Our English Origin
Other Penleys in the Colonies before 1790
Other Penleys in the Colonies
This website is primarily deals with the descendants of William Pinley's orphan son Thomas. Penley family researchers through the years have found numerous references to a wide variety of spellings which could theoretically be related Penleys descending fromhis orphan son, Will Jr., but no positive connection can yet be made within records now available. Pendle, Pingley, Pendry, Pemble, Panley, and Pindall are just a few of the other names studied in search of Will Jr.’s descendants.
Maine and Massachusetts
Some Maine Penleys promote the founder of their line, Joseph Penley, who arrived in the 1770's, during the American Revolution, as the “first Penley in America”. In addition to our William Pinley, documented at his arrival in Maryland in 1638, our current research located a Sampson Penley who arrived Falmouth, Maine, before 1658, and Joseph Penley enlisted in the Continental Army from the same town where Sampson had lived. It appears from his enlistment that that Joseph Penley headed toward Sampson Penley's homestead in Falmouth shortly after his arrival in America.
Sampson Penley was survived by at least three daughters, and a supposed son Sampson, who captained the ship Marygold in 1699. Both Sampson and Joseph Penley appear to be related to Penleys found living in Devon and Cornwall, England. There are other Penleys found later in Massachusetts who may descend from Sampson Penley of Falmouth. Abigail Turner and her sons Benjamin and Samuel Stockbridge of Scituate, Massachusetts on August 1, 1700, requested John Bryant, William Pendy , and Zachariah Damon to value the estate of Benjamin and Samuel. One Thomas Pinly has been located in the list of the Massachusetts Militia at Mendon, October 19, 1675, called out to defend Lancaster, Massachusetts against the Natives in King Phillip's war. This may have been our Orphan Thomas Pinley, as he would have been 25 years old in 1675, but no other found documents place him anywhere except Maryland and Virginia.
Pennsylvania
Peggy Crane located a William Penly who died childless in Philadelphia in 1737. The Philadelphia Penleys were a most interesting bunch, well connected with people such as Benjamin Franklin.
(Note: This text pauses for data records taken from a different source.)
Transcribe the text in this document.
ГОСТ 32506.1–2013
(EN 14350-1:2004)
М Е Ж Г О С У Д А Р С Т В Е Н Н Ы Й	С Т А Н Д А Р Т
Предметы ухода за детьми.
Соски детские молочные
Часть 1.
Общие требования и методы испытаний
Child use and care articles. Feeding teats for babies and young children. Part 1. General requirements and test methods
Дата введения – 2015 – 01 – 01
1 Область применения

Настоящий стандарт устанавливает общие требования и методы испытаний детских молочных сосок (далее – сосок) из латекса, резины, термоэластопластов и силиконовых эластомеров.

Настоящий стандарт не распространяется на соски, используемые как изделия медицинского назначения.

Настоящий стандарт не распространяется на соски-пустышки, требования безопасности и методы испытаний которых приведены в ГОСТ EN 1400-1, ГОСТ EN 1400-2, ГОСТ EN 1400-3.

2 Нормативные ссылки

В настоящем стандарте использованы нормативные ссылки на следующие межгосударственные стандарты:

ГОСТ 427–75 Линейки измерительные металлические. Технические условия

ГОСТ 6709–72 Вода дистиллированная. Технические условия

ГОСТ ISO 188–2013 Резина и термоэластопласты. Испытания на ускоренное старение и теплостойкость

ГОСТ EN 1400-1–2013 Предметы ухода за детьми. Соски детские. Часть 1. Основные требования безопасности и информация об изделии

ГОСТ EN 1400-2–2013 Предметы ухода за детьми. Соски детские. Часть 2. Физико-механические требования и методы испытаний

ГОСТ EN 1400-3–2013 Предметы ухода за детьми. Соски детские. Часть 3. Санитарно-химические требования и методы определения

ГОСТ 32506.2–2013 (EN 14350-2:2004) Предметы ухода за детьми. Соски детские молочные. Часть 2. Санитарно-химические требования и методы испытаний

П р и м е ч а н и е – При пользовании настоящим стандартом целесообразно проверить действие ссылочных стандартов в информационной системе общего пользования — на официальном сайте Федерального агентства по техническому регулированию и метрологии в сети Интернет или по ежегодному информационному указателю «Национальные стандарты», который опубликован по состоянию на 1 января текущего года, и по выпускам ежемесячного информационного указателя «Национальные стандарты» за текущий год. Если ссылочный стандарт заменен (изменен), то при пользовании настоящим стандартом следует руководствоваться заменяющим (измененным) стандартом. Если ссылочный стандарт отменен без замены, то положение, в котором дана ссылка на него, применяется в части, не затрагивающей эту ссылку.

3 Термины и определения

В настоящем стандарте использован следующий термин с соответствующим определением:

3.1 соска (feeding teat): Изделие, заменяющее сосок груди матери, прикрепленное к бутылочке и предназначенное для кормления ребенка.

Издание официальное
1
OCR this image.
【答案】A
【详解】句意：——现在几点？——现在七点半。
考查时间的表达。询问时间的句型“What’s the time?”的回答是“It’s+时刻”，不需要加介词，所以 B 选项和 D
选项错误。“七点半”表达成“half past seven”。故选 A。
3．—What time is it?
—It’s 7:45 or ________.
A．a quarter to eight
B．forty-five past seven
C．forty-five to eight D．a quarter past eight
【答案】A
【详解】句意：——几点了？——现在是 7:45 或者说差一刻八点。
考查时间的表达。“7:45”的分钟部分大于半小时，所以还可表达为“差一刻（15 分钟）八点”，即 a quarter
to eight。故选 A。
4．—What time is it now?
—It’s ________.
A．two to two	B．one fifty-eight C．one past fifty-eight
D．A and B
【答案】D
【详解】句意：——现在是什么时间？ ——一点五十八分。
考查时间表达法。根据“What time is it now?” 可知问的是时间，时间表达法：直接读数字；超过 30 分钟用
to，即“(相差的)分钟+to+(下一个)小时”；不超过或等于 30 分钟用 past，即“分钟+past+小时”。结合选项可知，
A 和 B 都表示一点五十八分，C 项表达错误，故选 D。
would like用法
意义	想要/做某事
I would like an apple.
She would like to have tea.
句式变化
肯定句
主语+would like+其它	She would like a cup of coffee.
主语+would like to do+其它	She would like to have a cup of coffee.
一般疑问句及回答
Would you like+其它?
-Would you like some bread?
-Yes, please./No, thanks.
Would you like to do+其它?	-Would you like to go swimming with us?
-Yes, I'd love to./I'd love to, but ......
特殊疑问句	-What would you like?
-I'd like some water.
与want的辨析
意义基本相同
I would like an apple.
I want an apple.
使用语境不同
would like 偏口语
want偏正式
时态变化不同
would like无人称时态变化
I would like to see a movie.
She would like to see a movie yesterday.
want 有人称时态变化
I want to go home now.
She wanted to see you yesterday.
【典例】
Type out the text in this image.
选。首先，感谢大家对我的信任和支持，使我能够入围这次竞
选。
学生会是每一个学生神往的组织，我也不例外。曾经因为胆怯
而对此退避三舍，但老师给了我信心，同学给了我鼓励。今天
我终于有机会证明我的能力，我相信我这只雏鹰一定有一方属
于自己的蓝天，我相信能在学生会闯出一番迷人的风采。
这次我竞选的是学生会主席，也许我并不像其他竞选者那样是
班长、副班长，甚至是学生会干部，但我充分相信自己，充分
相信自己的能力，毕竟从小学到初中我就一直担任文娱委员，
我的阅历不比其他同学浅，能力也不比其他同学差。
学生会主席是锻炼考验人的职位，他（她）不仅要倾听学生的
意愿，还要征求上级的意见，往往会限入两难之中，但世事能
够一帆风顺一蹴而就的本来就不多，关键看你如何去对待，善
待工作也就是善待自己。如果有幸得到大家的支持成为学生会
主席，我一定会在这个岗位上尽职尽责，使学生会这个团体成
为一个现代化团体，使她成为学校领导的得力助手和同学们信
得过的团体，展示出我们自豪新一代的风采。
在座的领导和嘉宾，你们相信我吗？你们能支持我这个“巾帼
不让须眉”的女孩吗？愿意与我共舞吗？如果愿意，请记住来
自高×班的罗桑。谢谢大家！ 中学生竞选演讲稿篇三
An Edward Penley and Anne Penley were also located in Philadelphia in this era. After much research and great sorrow, it was determined that these Quaker Penleys were not directly related to the 1638 immigrant to Maryland, having immigrated directly to Pennsylvania in the 1720's from Horsley, England, long after the death of the William Pinley in 1650.
There is a large body of prevailing information concerning a different Pendley family living in Maryland and Virginia during this time frame, commonly referred to as the Mitchell Paper. The specific dates given for births and marriages indicate extensive research, but no sources are cited, and it is not known to be verified by primary or secondary documents. Some of this research erroneously lays claim to Hannah Mountney and the William Pinley who immigrated to Maryland in 1638, and promotes a belief that William the Immigrant married Elizabeth Reed in 1659 and had six children, nine years after the immigrant’s death.
It is entirely possible that another William Pinley immigrated during this era, but the William Pinley who immigrated to Maryland in 1638, who became involved with the Virginians on Kent Island, who married Hannah Boyle Mountney’s daughter, who died in Northampton County in 1650, and who left three orphans for Hannah to raise did not marry Elizabeth Reed nine years after his death. The orphans of William Pinley moved to Lancaster County with their Grandmother, Hannah Mountney.
Likewise, Orphan Will Pinley Jr. (possibly born as early as 1643) could not have married Elizabeth Reed in Maryland in 1659, as he was referred to as an orphan in Lancaster County court records in 1659 and again in 1662, when he was assaulted by Will Crump in the courtroom. The Pendleys who supposedly settled near Alexandria, Virginia, already had two children before Will Jr.’s last appearance in court as an orphan.